Post by TNT Editorial Board / The News Tribune on Sep. 3, 2012 at 2:57 pm |
August 31, 2012 5:59 pm

This editorial will appear in Tuesday’s print edition.

The Taylor Bridge fire that scorched more than 36 square miles east of Cle Elum and destroyed 61 homes has been contained. But the state isn’t out of the fire danger woods by any stretch.

While that fire likely was caused by a construction crew, it burned out of control due in large part to dry conditions. Those conditions are present in other parts of the state, but some counties are facing another problem on top of that: insect infestation.

The state Department of Natural Resources has identified at least four areas –  more than 1 million acres in Okanogan, Ferry, Klickitat and Yakima counties – where infestation of such bugs as mountain pine beetle and western spruce budworm poses a serious threat to forest health. Trees weakened by insects are more vulnerable to fire than healthy ones.

Most of the land deemed at-risk is public – including national forest and state DNR trust land – but about 200,000 of the acres are in private hands.

Those landowners should take advantage of the state’s offer of a professional forester’s services to assess their risk and identify action that needs to be taken, including thinning and harvesting. State and federal funds could be available to help them with that work.

The landowners’ participation is voluntary, but it’s to their benefit to take steps that would decrease risk of a catastrophic fire on their property.
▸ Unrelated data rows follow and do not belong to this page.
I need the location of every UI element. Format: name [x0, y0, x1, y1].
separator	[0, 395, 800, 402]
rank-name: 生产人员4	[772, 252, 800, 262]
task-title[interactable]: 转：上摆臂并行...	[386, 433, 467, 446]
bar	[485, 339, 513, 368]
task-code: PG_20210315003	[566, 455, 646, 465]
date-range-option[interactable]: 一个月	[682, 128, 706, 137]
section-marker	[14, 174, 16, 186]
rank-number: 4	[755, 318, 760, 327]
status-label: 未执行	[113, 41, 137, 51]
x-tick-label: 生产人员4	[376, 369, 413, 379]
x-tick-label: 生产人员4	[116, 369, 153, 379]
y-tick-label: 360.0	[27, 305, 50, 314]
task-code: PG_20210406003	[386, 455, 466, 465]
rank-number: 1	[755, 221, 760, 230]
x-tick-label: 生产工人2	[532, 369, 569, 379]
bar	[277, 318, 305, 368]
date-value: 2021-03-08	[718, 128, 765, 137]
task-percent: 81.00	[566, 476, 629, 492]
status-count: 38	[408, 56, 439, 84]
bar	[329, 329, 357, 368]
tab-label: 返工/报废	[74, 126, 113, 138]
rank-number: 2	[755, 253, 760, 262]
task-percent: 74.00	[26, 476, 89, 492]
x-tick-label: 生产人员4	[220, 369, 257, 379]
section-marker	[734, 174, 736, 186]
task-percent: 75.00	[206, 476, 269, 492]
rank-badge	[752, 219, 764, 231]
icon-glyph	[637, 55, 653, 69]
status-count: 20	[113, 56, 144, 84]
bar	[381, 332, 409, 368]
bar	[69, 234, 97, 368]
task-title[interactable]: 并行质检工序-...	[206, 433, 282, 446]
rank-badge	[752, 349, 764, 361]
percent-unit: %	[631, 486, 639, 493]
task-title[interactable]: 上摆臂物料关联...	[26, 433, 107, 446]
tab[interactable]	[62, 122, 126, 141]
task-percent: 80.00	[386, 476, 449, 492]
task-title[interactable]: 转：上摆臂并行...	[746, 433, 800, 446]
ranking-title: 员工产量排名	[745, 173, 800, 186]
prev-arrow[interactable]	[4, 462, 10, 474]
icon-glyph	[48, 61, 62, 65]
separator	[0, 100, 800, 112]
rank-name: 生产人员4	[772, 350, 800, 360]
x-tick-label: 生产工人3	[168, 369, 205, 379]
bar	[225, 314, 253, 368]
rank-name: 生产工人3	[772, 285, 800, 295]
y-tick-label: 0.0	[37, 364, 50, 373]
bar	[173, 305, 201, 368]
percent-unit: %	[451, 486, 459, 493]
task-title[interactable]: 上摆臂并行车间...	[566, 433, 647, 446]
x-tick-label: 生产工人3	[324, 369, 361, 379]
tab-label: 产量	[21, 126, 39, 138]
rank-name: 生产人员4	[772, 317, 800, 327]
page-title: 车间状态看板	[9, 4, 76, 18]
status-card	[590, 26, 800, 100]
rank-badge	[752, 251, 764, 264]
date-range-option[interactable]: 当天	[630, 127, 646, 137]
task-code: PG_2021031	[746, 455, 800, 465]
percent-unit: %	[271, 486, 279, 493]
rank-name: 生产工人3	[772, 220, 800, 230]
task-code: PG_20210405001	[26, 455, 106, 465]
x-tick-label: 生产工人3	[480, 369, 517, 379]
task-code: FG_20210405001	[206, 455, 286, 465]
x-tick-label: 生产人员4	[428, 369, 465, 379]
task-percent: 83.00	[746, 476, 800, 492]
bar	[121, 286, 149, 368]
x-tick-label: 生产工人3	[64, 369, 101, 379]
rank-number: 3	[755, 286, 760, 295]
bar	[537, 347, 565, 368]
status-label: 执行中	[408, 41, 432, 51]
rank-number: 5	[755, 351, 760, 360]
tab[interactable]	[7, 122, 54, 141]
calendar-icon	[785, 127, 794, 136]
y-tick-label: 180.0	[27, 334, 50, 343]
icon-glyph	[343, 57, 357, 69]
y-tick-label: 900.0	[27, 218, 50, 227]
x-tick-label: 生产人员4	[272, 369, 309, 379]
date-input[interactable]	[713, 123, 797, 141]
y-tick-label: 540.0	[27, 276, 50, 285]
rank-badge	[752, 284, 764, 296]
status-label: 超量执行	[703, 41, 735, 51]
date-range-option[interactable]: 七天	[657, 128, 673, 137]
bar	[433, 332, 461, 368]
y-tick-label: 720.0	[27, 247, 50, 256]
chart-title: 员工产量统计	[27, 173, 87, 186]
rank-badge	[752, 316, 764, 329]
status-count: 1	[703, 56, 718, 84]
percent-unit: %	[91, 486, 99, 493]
Another strategy for improving the long-term health of the state’s forest is to increase its diversity. Many forests once dominated by insect-resistant Ponderosa pines are now predominantly Douglas fir, which aren’t as resistant. On top of that, a century of aggressive fire suppression has left forests dense and fuel-rich.

Thinning already weakened forests and planting more resistant trees are important tools in lowering the fire risk in years to come. Taking preventive steps now will have long-range benefits for landowners – and their neighbors.